- Native name: Rivière Mukazye (French)

Location
- Country: Burundi
- Province: Bubanza Province

Physical characteristics
- Mouth: Mukazye River
- • coordinates: 3°48′24″S 30°19′15″E﻿ / ﻿3.806743°S 30.320957°E

= Mukazye River =

River in Burundi

The Mukazye River (Rivière Mukazye) is a river in southeastern Burundi, a tributary of the Malagarasi River.

==Course==

The Mukazye River originates in Ruyigi Province and flows south into Rutana Province, then turns east and joins the Malagarasi River.

==Environment==
The surroundings of Mukazye are mainly savannah forest.
The area had 70 inhabitants per square kilometer as of 2016.
The average annual temperature is 21 C.
The warmest month is September, when the average temperature is 25 C, and the coldest is May, with 20 C.
Average annual rainfall is 1,373 mm.
The wettest month is March, with an average of 243 mm of precipitation, and the driest is July, with 1 mm of precipitation.

==Marshes==

The marshes in the watershed of the Mukazye and the north of the Malagalazi cover 8591 ha of which 3012 ha or 35% are cultivated.
This excludes the basin of the upper Malagarazi and its tributaries, the Mutzindozi River and Muyovozi River, and excludes the Malagarazi's downstream tributaries the Rumpungwe River and Rugusye River.

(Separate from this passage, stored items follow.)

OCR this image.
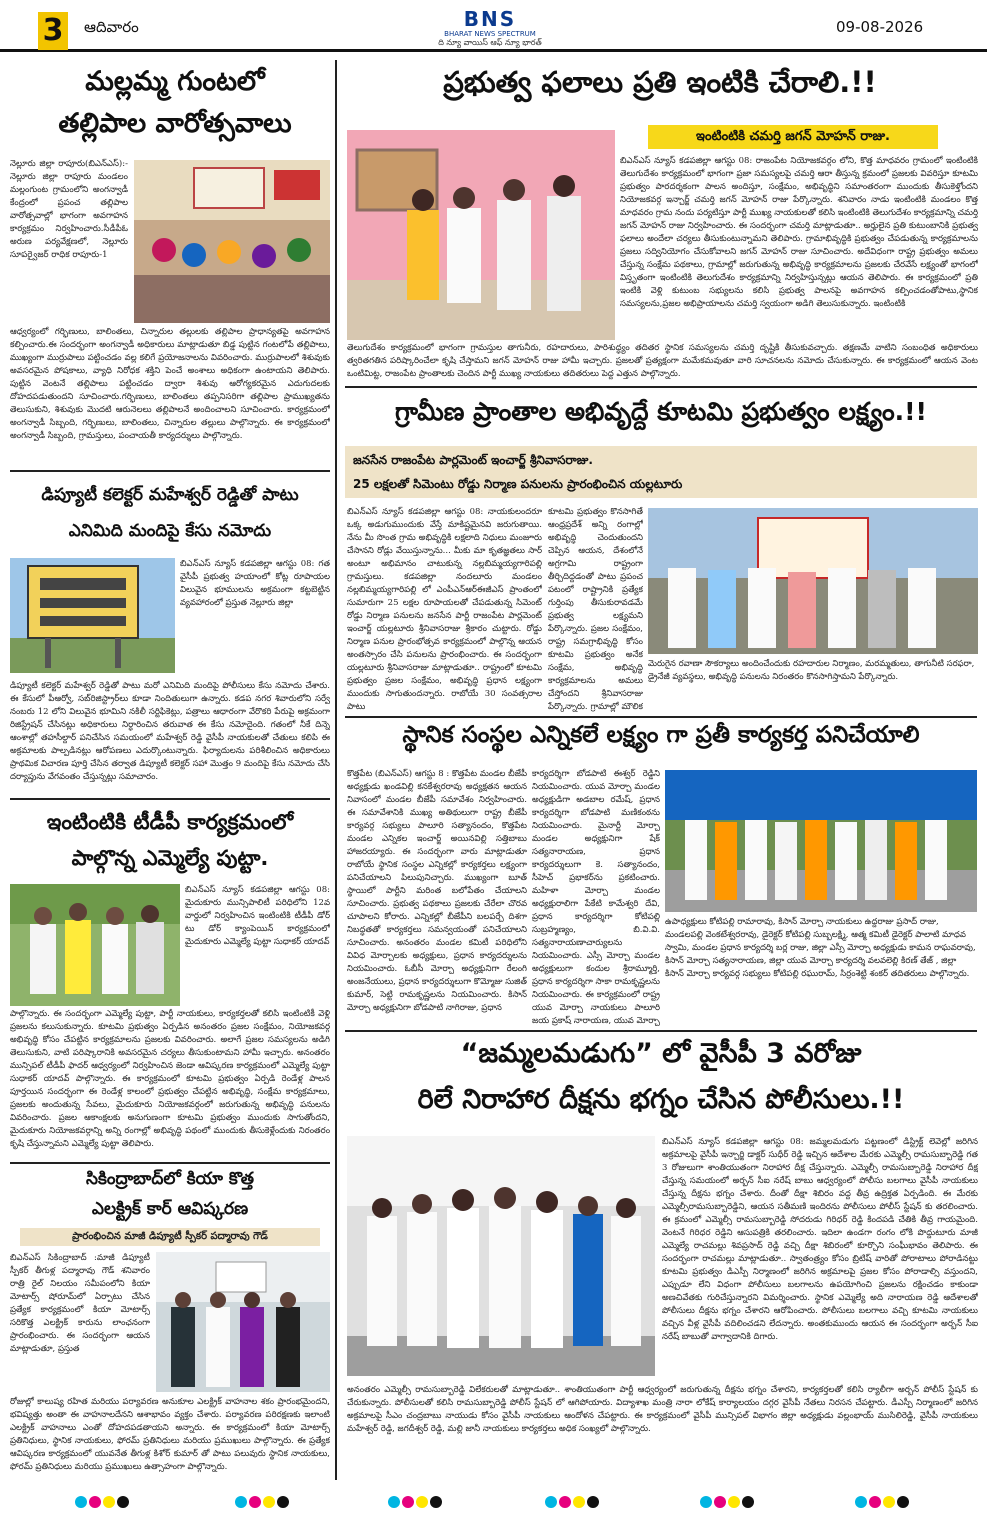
3	ఆదివారం	BNS
BHARAT NEWS SPECTRUM
ది న్యూ వాయిస్ ఆఫ్ న్యూ భారత్
09-08-2026
మల్లమ్మ గుంటలో
తల్లిపాల వారోత్సవాలు
నెల్లూరు జిల్లా రాపూరు(బిఎన్ఎస్):- నెల్లూరు జిల్లా రాపూరు మండలం మల్లంగుంట గ్రామంలోని అంగన్వాడీ కేంద్రంలో ప్రపంచ తల్లిపాల వారోత్సవాల్లో భాగంగా అవగాహన కార్యక్రమం నిర్వహించారు.సీడీపీఓ అరుణ పర్యవేక్షణలో, నెల్లూరు సూపర్వైజర్ రాధిక రాపూరు-1
ఆధ్వర్యంలో గర్భిణులు, బాలింతలు, చిన్నారుల తల్లులకు తల్లిపాల ప్రాధాన్యతపై అవగాహన కల్పించారు.ఈ సందర్భంగా అంగన్వాడీ అధికారులు మాట్లాడుతూ బిడ్డ పుట్టిన గంటలోపే తల్లిపాలు, ముఖ్యంగా ముర్రుపాలు పట్టించడం వల్ల కలిగే ప్రయోజనాలను వివరించారు. ముర్రుపాలలో శిశువుకు అవసరమైన పోషకాలు, వ్యాధి నిరోధక శక్తిని పెంచే అంశాలు అధికంగా ఉంటాయని తెలిపారు. పుట్టిన వెంటనే తల్లిపాలు పట్టించడం ద్వారా శిశువు ఆరోగ్యకరమైన ఎదుగుదలకు దోహదపడుతుందని సూచించారు.గర్భిణులు, బాలింతలు తప్పనిసరిగా తల్లిపాల ప్రాముఖ్యతను తెలుసుకుని, శిశువుకు మొదటి ఆరునెలలు తల్లిపాలనే అందించాలని సూచించారు. కార్యక్రమంలో అంగన్వాడీ సిబ్బంది, గర్భిణులు, బాలింతలు, చిన్నారుల తల్లులు పాల్గొన్నారు. ఈ కార్యక్రమంలో అంగన్వాడీ సిబ్బంది, గ్రామస్తులు, పంచాయతీ కార్యదర్శులు పాల్గొన్నారు.
డిప్యూటీ కలెక్టర్ మహేశ్వర్ రెడ్డితో పాటు
ఎనిమిది మందిపై కేసు నమోదు
బిఎన్ఎస్ న్యూస్ కడపజిల్లా ఆగస్టు 08: గత వైసీపీ ప్రభుత్వ హయాంలో కోట్ల రూపాయల విలువైన భూములను అక్రమంగా కట్టబెట్టిన వ్యవహారంలో ప్రస్తుత నెల్లూరు జిల్లా
డిప్యూటీ కలెక్టర్ మహేశ్వర్ రెడ్డితో పాటు మరో ఎనిమిది మందిపై పోలీసులు కేసు నమోదు చేశారు. ఈ కేసులో పీఆర్వో, సబ్‌రిజిస్ట్రార్‌లు కూడా నిందితులుగా ఉన్నారు. కడప నగర శివారులోని సర్వే నంబరు 12 లోని విలువైన భూమిని నకిలీ సర్టిఫికెట్లు, పత్రాలు ఆధారంగా వేరొకరి పేరుపై అక్రమంగా రిజిస్ట్రేషన్ చేసినట్లు అధికారులు నిర్ధారించిన తరువాత ఈ కేసు నమోదైంది. గతంలో నీకే దిన్నె ఆంశాల్లో తహసీల్దార్ పనిచేసిన సమయంలో మహేశ్వర్ రెడ్డి వైసీపీ నాయకులతో చేతులు కలిపి ఈ అక్రమాలకు పాల్పడినట్లు ఆరోపణలు ఎదుర్కొంటున్నారు. ఫిర్యాదులను పరిశీలించిన అధికారులు ప్రాథమిక విచారణ పూర్తి చేసిన తర్వాత డిప్యూటీ కలెక్టర్ సహా మొత్తం 9 మందిపై కేసు నమోదు చేసి దర్యాప్తును వేగవంతం చేస్తున్నట్లు సమాచారం.
ఇంటింటికి టీడీపీ కార్యక్రమంలో
పాల్గొన్న ఎమ్మెల్యే పుట్టా.
బిఎన్ఎస్ న్యూస్ కడపజిల్లా ఆగస్టు 08: మైదుకూరు మున్సిపాలిటీ పరిధిలోని 12వ వార్డులో నిర్వహించిన ఇంటింటికి టీడీపీ డోర్ టు డోర్ క్యాంపెయిన్ కార్యక్రమంలో మైదుకూరు ఎమ్మెల్యే పుట్టా సుధాకర్ యాదవ్
పాల్గొన్నారు. ఈ సందర్భంగా ఎమ్మెల్యే పుట్టా, పార్టీ నాయకులు, కార్యకర్తలతో కలిసి ఇంటింటికీ వెళ్లి ప్రజలను కలుసుకున్నారు. కూటమి ప్రభుత్వం ఏర్పడిన అనంతరం ప్రజల సంక్షేమం, నియోజకవర్గ అభివృద్ధి కోసం చేపట్టిన కార్యక్రమాలను ప్రజలకు వివరించారు. అలాగే ప్రజల సమస్యలను అడిగి తెలుసుకుని, వాటి పరిష్కారానికి అవసరమైన చర్యలు తీసుకుంటామని హామీ ఇచ్చారు. అనంతరం మున్సిపల్ టీడీపీ ఫాదర్ ఆధ్వర్యంలో నిర్వహించిన జెండా ఆవిష్కరణ కార్యక్రమంలో ఎమ్మెల్యే పుట్టా సుధాకర్ యాదవ్ పాల్గొన్నారు. ఈ కార్యక్రమంలో కూటమి ప్రభుత్వం ఏర్పడి రెండేళ్ల పాలన పూర్తయిన సందర్భంగా ఈ రెండేళ్ల కాలంలో ప్రభుత్వం చేపట్టిన అభివృద్ధి, సంక్షేమ కార్యక్రమాలు, ప్రజలకు అందుతున్న సేవలు, మైదుకూరు నియోజకవర్గంలో జరుగుతున్న అభివృద్ధి పనులను వివరించారు. ప్రజల ఆకాంక్షలకు అనుగుణంగా కూటమి ప్రభుత్వం ముందుకు సాగుతోందని, మైదుకూరు నియోజకవర్గాన్ని అన్ని రంగాల్లో అభివృద్ధి పథంలో ముందుకు తీసుకెళ్లేందుకు నిరంతరం కృషి చేస్తున్నామని ఎమ్మెల్యే పుట్టా తెలిపారు.
సికింద్రాబాద్‌లో కియా కొత్త
ఎలక్ట్రిక్ కార్ ఆవిష్కరణ
ప్రారంభించిన మాజీ డిప్యూటీ స్పీకర్ పద్మారావు గౌడ్
బిఎన్ఎస్ సికింద్రాబాద్ :మాజీ డిప్యూటీ స్పీకర్ తీగుళ్ల పద్మారావు గౌడ్ శనివారం రాత్రి రైల్ నిలయం సమీపంలోని కియా మోటార్స్ షోరూమ్‌లో ఏర్పాటు చేసిన ప్రత్యేక కార్యక్రమంలో కియా మోటార్స్ సరికొత్త ఎలక్ట్రిక్ కారును లాంఛనంగా ప్రారంభించారు. ఈ సందర్భంగా ఆయన మాట్లాడుతూ, ప్రస్తుత
రోజుల్లో కాలుష్య రహిత మరియు పర్యావరణ అనుకూల ఎలక్ట్రిక్ వాహనాల శకం ప్రారంభమైందని, భవిష్యత్తు అంతా ఈ వాహనాలదేనని ఆశాభావం వ్యక్తం చేశారు. పర్యావరణ పరిరక్షణకు ఇలాంటి ఎలక్ట్రిక్ వాహనాలు ఎంతో దోహదపడతాయని అన్నారు. ఈ కార్యక్రమంలో కియా మోటార్స్ ప్రతినిధులు, స్థానిక నాయకులు, ఫోరమ్ ప్రతినిధులు మరియు ప్రముఖులు పాల్గొన్నారు. ఈ ప్రత్యేక ఆవిష్కరణ కార్యక్రమంలో యువనేత తీగుళ్ల కిశోర్ కుమార్ తో పాటు పలువురు స్థానిక నాయకులు, ఫోరమ్ ప్రతినిధులు మరియు ప్రముఖులు ఉత్సాహంగా పాల్గొన్నారు.
ప్రభుత్వ ఫలాలు ప్రతి ఇంటికి చేరాలి.!!
ఇంటింటికి చమర్తి జగన్ మోహన్ రాజు.
బిఎన్ఎస్ న్యూస్ కడపజిల్లా ఆగస్టు 08: రాజంపేట నియోజకవర్గం లోని, కొత్త మాధవరం గ్రామంలో ఇంటింటికి తెలుగుదేశం కార్యక్రమంలో భాగంగా ప్రజా సమస్యలపై చమర్తి ఆరా తీస్తున్న క్రమంలో ప్రజలకు వివరిస్తూ కూటమి ప్రభుత్వం పారదర్శకంగా పాలన అందిస్తూ, సంక్షేమం, అభివృద్ధిని సమాంతరంగా ముందుకు తీసుకెళ్తోందని నియోజకవర్గ ఇన్చార్జ్ చమర్తి జగన్ మోహన్ రాజు పేర్కొన్నారు. శనివారం నాడు ఇంటింటికి మండలం కొత్త మాధవరం గ్రామ నందు పర్యటిస్తూ పార్టీ ముఖ్య నాయకులతో కలిసి ఇంటింటికి తెలుగుదేశం కార్యక్రమాన్ని చమర్తి జగన్ మోహన్ రాజు నిర్వహించారు. ఈ సందర్భంగా చమర్తి మాట్లాడుతూ.. అర్హులైన ప్రతి కుటుంబానికి ప్రభుత్వ ఫలాలు అందేలా చర్యలు తీసుకుంటున్నామని తెలిపారు. గ్రామాభివృద్ధికి ప్రభుత్వం చేపడుతున్న కార్యక్రమాలను ప్రజలు సద్వినియోగం చేసుకోవాలని జగన్ మోహన్ రాజు సూచించారు. అదేవిధంగా రాష్ట్ర ప్రభుత్వం అమలు చేస్తున్న సంక్షేమ పథకాలు, గ్రామాల్లో జరుగుతున్న అభివృద్ధి కార్యక్రమాలను ప్రజలకు చేరవేసే లక్ష్యంతో భాగంలో విస్తృతంగా ఇంటింటికి తెలుగుదేశం కార్యక్రమాన్ని నిర్వహిస్తున్నట్లు ఆయన తెలిపారు. ఈ కార్యక్రమంలో ప్రతి ఇంటికి వెళ్లి కుటుంబ సభ్యులను కలిసి ప్రభుత్వ పాలనపై అవగాహన కల్పించడంతోపాటు,స్థానిక సమస్యలను,ప్రజల అభిప్రాయాలను చమర్తి స్వయంగా అడిగి తెలుసుకున్నారు. ఇంటింటికి
తెలుగుదేశం కార్యక్రమంలో భాగంగా గ్రామస్తుల తాగునీరు, రహదారులు, పారిశుద్ధ్యం తదితర స్థానిక సమస్యలను చమర్తి దృష్టికి తీసుకువచ్చారు. తక్షణమే వాటిని సంబంధిత అధికారులు త్వరితగతిన పరిష్కారించేలా కృషి చేస్తామని జగన్ మోహన్ రాజు హామీ ఇచ్చారు. ప్రజలతో ప్రత్యక్షంగా మమేకమవుతూ వారి సూచనలను నమోదు చేసుకున్నారు. ఈ కార్యక్రమంలో ఆయన వెంట ఒంటిమిట్ట, రాజంపేట ప్రాంతాలకు చెందిన పార్టీ ముఖ్య నాయకులు తదితరులు పెద్ద ఎత్తున పాల్గొన్నారు.
గ్రామీణ ప్రాంతాల అభివృద్దే కూటమి ప్రభుత్వం లక్ష్యం.!!
జనసేన రాజంపేట పార్లమెంట్ ఇంచార్జ్ శ్రీనివాసరాజు.
25 లక్షలతో సిమెంటు రోడ్డు నిర్మాణ పనులను ప్రారంభించిన యల్లటూరు
బిఎన్ఎస్ న్యూస్ కడపజిల్లా ఆగస్టు 08: నాయకులందరూ ఒక్క అడుగుముందుకు వేస్తే మాకిష్టమైనవి జరుగుతాయి. నేను మీ సొంత గ్రామ అభివృద్ధికి లక్షలాది నిధులు మంజూరు చేసానని రోడ్లు వేయిస్తున్నాను... మీకు మా కృతజ్ఞతలు సార్ అంటూ అభిమానం చాటుకున్న నల్లబిమ్మయ్యగారిపల్లి గ్రామస్తులు. కడపజిల్లా నందలూరు మండలం నల్లబిమ్మయ్యగారిపల్లి లో ఎంపీఎన్ఆర్ఈజీఎస్ ప్రాంతంలో సుమారుగా 25 లక్షల రూపాయలతో చేపడుతున్న సిమెంట్ రోడ్డు నిర్మాణ పనులను జనసేన పార్టీ రాజంపేట పార్లమెంట్ ఇంచార్జ్ యల్లటూరు శ్రీనివాసరాజు శ్రీకారం చుట్టారు. రోడ్డు నిర్మాణ పనుల ప్రారంభోత్సవ కార్యక్రమంలో పాల్గొన్న ఆయన అంతస్సారం చేసి పనులను ప్రారంభించారు. ఈ సందర్భంగా యల్లటూరు శ్రీనివాసరాజు మాట్లాడుతూ.. రాష్ట్రంలో కూటమి ప్రభుత్వం ప్రజల సంక్షేమం, అభివృద్ధి ప్రధాన లక్ష్యంగా ముందుకు సాగుతుందన్నారు. రాబోయే 30 సంవత్సరాల పాటు
కూటమి ప్రభుత్వం కొనసాగితే ఆంధ్రప్రదేశ్ అన్ని రంగాల్లో అభివృద్ధి చెందుతుందని చెప్పిన ఆయన, దేశంలోనే అగ్రగామి రాష్ట్రంగా తీర్చిదిద్దడంతో పాటు ప్రపంచ పటంలో రాష్ట్రానికి ప్రత్యేక గుర్తింపు తీసుకురావడమే ప్రభుత్వ లక్ష్యమని పేర్కొన్నారు. ప్రజల సంక్షేమం, రాష్ట్ర సమగ్రాభివృద్ధి కోసం కూటమి ప్రభుత్వం అనేక సంక్షేమ, అభివృద్ధి కార్యక్రమాలను అమలు చేస్తోందని శ్రీనివాసరాజు పేర్కొన్నారు. గ్రామాల్లో మౌలిక
మెరుగైన రవాణా సౌకర్యాలు అందించేందుకు రహదారుల నిర్మాణం, మరమ్మతులు, తాగునీటి సరఫరా, డ్రైనేజీ వ్యవస్థలు, అభివృద్ధి పనులను నిరంతరం కొనసాగిస్తామని పేర్కొన్నారు.
స్థానిక సంస్థల ఎన్నికలే లక్ష్యం గా ప్రతీ కార్యకర్త పనిచేయాలి
కొత్తపేట (బిఎన్ఎస్) ఆగస్టు 8 : కొత్తపేట మండల బీజేపీ అధ్యక్షుడు ఖండవిల్లి కనకేశ్వరరావు అధ్యక్షతన ఆయన నివాసంలో మండల బీజేపీ సమావేశం నిర్వహించారు. ఈ సమావేశానికి ముఖ్య అతిథులుగా రాష్ట్ర బీజేపీ కార్యవర్గ సభ్యులు పాలూరి సత్యానందం, కొత్తపేట మండల ఎన్నికల ఇంచార్జ్ అయినవిల్లి సత్తిబాబు హాజరయ్యారు. ఈ సందర్భంగా వారు మాట్లాడుతూ రాబోయే స్థానిక సంస్థల ఎన్నికల్లో కార్యకర్తలు లక్ష్యంగా పనిచేయాలని పిలుపునిచ్చారు. ముఖ్యంగా బూత్ స్థాయిలో పార్టీని మరింత బలోపేతం చేయాలని సూచించారు. ప్రభుత్వ పథకాలు ప్రజలకు చేరేలా చొరవ చూపాలని కోరారు. ఎన్నికల్లో బీజేపీని బలపర్చే దిశగా నిబద్ధతతో కార్యకర్తలు సమన్వయంతో పనిచేయాలని సూచించారు. అనంతరం మండల కమిటీ పరిధిలోని వివిధ మోర్చాలకు అధ్యక్షులు, ప్రధాన కార్యదర్శులను నియమించారు. ఓబీసీ మోర్చా అధ్యక్షునిగా రేలంగి అంజనేయులు, ప్రధాన కార్యదర్శులుగా కొమ్మోజు సుజిత్ కుమార్, సెట్టి రామకృష్ణలను నియమించారు. కిసాన్ మోర్చా అధ్యక్షునిగా బోడపాటి నాగిరాజు, ప్రధాన
కార్యదర్శిగా బోడపాటి ఈశ్వర్ రెడ్డిని నియమించారు. యువ మోర్చా మండల అధ్యక్షుడిగా అడబాల రమేష్, ప్రధాన కార్యదర్శిగా బోడపాటి మణికంఠను నియమించారు. మైనార్టీ మోర్చా మండల అధ్యక్షునిగా షేక్ సత్యనారాయణ, ప్రధాన కార్యదర్శులుగా కె. సత్యానందం, సీహెచ్ ప్రభాకర్‌ను ప్రకటించారు. మహిళా మోర్చా మండల అధ్యక్షురాలిగా పేకేటి కామేశ్వరి దేవి, ప్రధాన కార్యదర్శిగా కోటిపల్లి సుబ్రహ్మణ్యం, బి.వి.వి. సత్యనారాయణాచార్యులను నియమించారు. ఎస్సీ మోర్చా మండల అధ్యక్షులుగా కందుల శ్రీరామ్మూర్తి, ప్రధాన కార్యదర్శిగా సాకా రామకృష్ణలను నియమించారు. ఈ కార్యక్రమంలో రాష్ట్ర యువ మోర్చా నాయకులు పాలూరి జయ ప్రకాష్ నారాయణ, యువ మోర్చా
ఉపాధ్యక్షులు కోటిపల్లి రామారావు, కిసాన్ మోర్చా నాయకులు ఉద్దరాజు ప్రసాద్ రాజు, మండలపల్లి వెంకటేశ్వరరావు, డైరెక్టర్ కోటిపల్లి సుబ్బలక్ష్మి, ఆత్మ కమిటీ డైరెక్టర్ పాలాటి మాధవ స్వామి, మండల ప్రధాన కార్యదర్శి బర్ల రాజు, జిల్లా ఎస్సీ మోర్చా అధ్యక్షుడు కామన రాఘవరావు, కిసాన్ మోర్చా సత్యనారాయణ, జిల్లా యువ మోర్చా కార్యదర్శి వలవలెల్లి కిరణ్ తేజ్ , జిల్లా కిసాన్ మోర్చా కార్యవర్గ సభ్యులు కోటిపల్లి రఘురామ్, సిర్రంశెట్టి శంకర్ తదితరులు పాల్గొన్నారు.
“జమ్మలమడుగు” లో వైసీపీ 3 వరోజు
రిలే నిరాహార దీక్షను భగ్నం చేసిన పోలీసులు.!!
బిఎన్ఎస్ న్యూస్ కడపజిల్లా ఆగస్టు 08: జమ్మలమడుగు పట్టణంలో డిస్ట్రిక్ట్ లెవెల్లో జరిగిన అక్రమాలపై వైసీపీ ఇన్చార్జి డాక్టర్ సుధీర్ రెడ్డి ఇచ్చిన ఆదేశాల మేరకు ఎమ్మెల్సీ రామసుబ్బారెడ్డి గత 3 రోజులుగా శాంతియుతంగా నిరాహార దీక్ష చేస్తున్నారు. ఎమ్మెల్సీ రామసుబ్బారెడ్డి నిరాహార దీక్ష చేస్తున్న సమయంలో అర్బన్ సీఐ నరేష్ బాబు ఆధ్వర్యంలో పోలీసు బలగాలు వైసీపీ నాయకులు చేస్తున్న దీక్షను భగ్నం చేశారు. దీంతో దీక్షా శిబిరం వద్ద తీవ్ర ఉద్రిక్తత ఏర్పడింది. ఈ మేరకు ఎమ్మెల్సీరామసుబ్బారెడ్డిని, ఆయన సతీమణి ఇందిరను పోలీసులు పోలీస్ స్టేషన్ కు తరలించారు. ఈ క్రమంలో ఎమ్మెల్సీ రామసుబ్బారెడ్డి సోదరుడు గిరిధర్ రెడ్డి కిందపడి చేతికి తీవ్ర గాయమైంది. వెంటనే గిరిధర రెడ్డిని ఆసుపత్రికి తరలించారు. ఇదిలా ఉండగా రంగం లోకి పొద్దుటూరు మాజీ ఎమ్మెల్యే రాచమల్లు శివప్రసాద్ రెడ్డి వచ్చి దీక్షా శిబిరంలో కూర్చొని సంఘీభావం తెలిపారు. ఈ సందర్భంగా రాచమల్లు మాట్లాడుతూ.. స్వాతంత్ర్యం కోసం బ్రిటిష్ వారితో పోరాటాలు పోరాడినట్టు కూటమి ప్రభుత్వం డిఎస్పీ నిర్మాణంలో జరిగిన అక్రమాలపై ప్రజల కోసం పోరాడాల్సి వస్తుందని, ఎప్పుడూ లేని విధంగా పోలీసులు బలగాలను ఉపయోగించి ప్రజలను రక్షించడం కాకుండా అణచివేతకు గురిచేస్తున్నారని విమర్శించారు. స్థానిక ఎమ్మెల్యే అది నారాయణ రెడ్డి ఆదేశాలతో పోలీసులు దీక్షను భగ్నం చేశారని ఆరోపించారు. పోలీసులు బలగాలు వచ్చి కూటమి నాయకులు వచ్చిన వీళ్ల వైసీపీ వదిలించడని లేదన్నారు. అంతకుముందు ఆయన ఈ సందర్భంగా అర్బన్ సీఐ నరేష్ బాబుతో వాగ్వాదానికి దిగారు.
అనంతరం ఎమ్మెల్సీ రామసుబ్బారెడ్డి విలేకరులతో మాట్లాడుతూ.. శాంతియుతంగా పార్టీ ఆధ్వర్యంలో జరుగుతున్న దీక్షను భగ్నం చేశారని, కార్యకర్తలతో కలిసి ర్యాలీగా అర్బన్ పోలీస్ స్టేషన్ కు చేరుకున్నారు. పోలీసులతో కలిసి రామసుబ్బారెడ్డి పోలీస్ స్టేషన్ లో ఆగిపోయారు. విద్యాశాఖ మంత్రి నారా లోకేష్ కార్యాలయం దగ్గర వైసీపీ నేతలు నిరసన చేపట్టారు. డీఎస్పీ నిర్మాణంలో జరిగిన అక్రమాలపై సీఎం చంద్రబాబు నాయుడు కోసం వైసీపీ నాయకులు ఆందోళన చేపట్టారు. ఈ కార్యక్రమంలో వైసీపీ మున్సిపల్ విభాగం జిల్లా అధ్యక్షుడు వల్లంభాయ్ ముసిలిరెడ్డి, వైసీపీ నాయకులు మహేశ్వర్ రెడ్డి, జగదీశ్వర్ రెడ్డి, మల్లి జానీ నాయకులు కార్యకర్తలు అధిక సంఖ్యలో పాల్గొన్నారు.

The Mukazye flows through three marshes in the Commune of Kinyinya, Ruyigi Province, none of which are managed.
These are the 40 ha Mucankende Marsh, the 700 ha Ntanga Marsh and the 62 ha Nyakagege Marsh.

In 2015 work was underway to develop the Mukazye marsh in the Commune of Giharo, Rutana Province.
In March 2023 it was decided to expropriate rice farmers in the Mukazye, Mazimero, Gatonga, Kinwa and Nyamikungu marshes of the Commune of Giharo, and transfer the fields to SOSUMO to grow sugar cane.
This plan was later suspended.
However, as of October 2023, 800 rice farmers in the Mukazye marsh had lacked irrigation water for three months.
They said the head of their association had blocked the pipes and sold two irrigation machines owned by the association.

==Conservation==

The Mukazye Managed Nature Reserve (Réserve Naturelle Gérée de Mukazye) contains papyrus groves on the lower course of the Mukazye River and the banks of the Malaragazi River in the Commune of Giharo.
It has rich biodiversity.
People live in the riparian zone and engage in fishing and harvesting grasses.
The management plan aims to preserve undisturbed habitats for biodiversity, maintain favorable conditions for resident and migratory birds, support tourism and educational visits, while allowing sustainable fishing and harvesting of papyrus and other marsh grasses by the local people where compatible with the other objectives.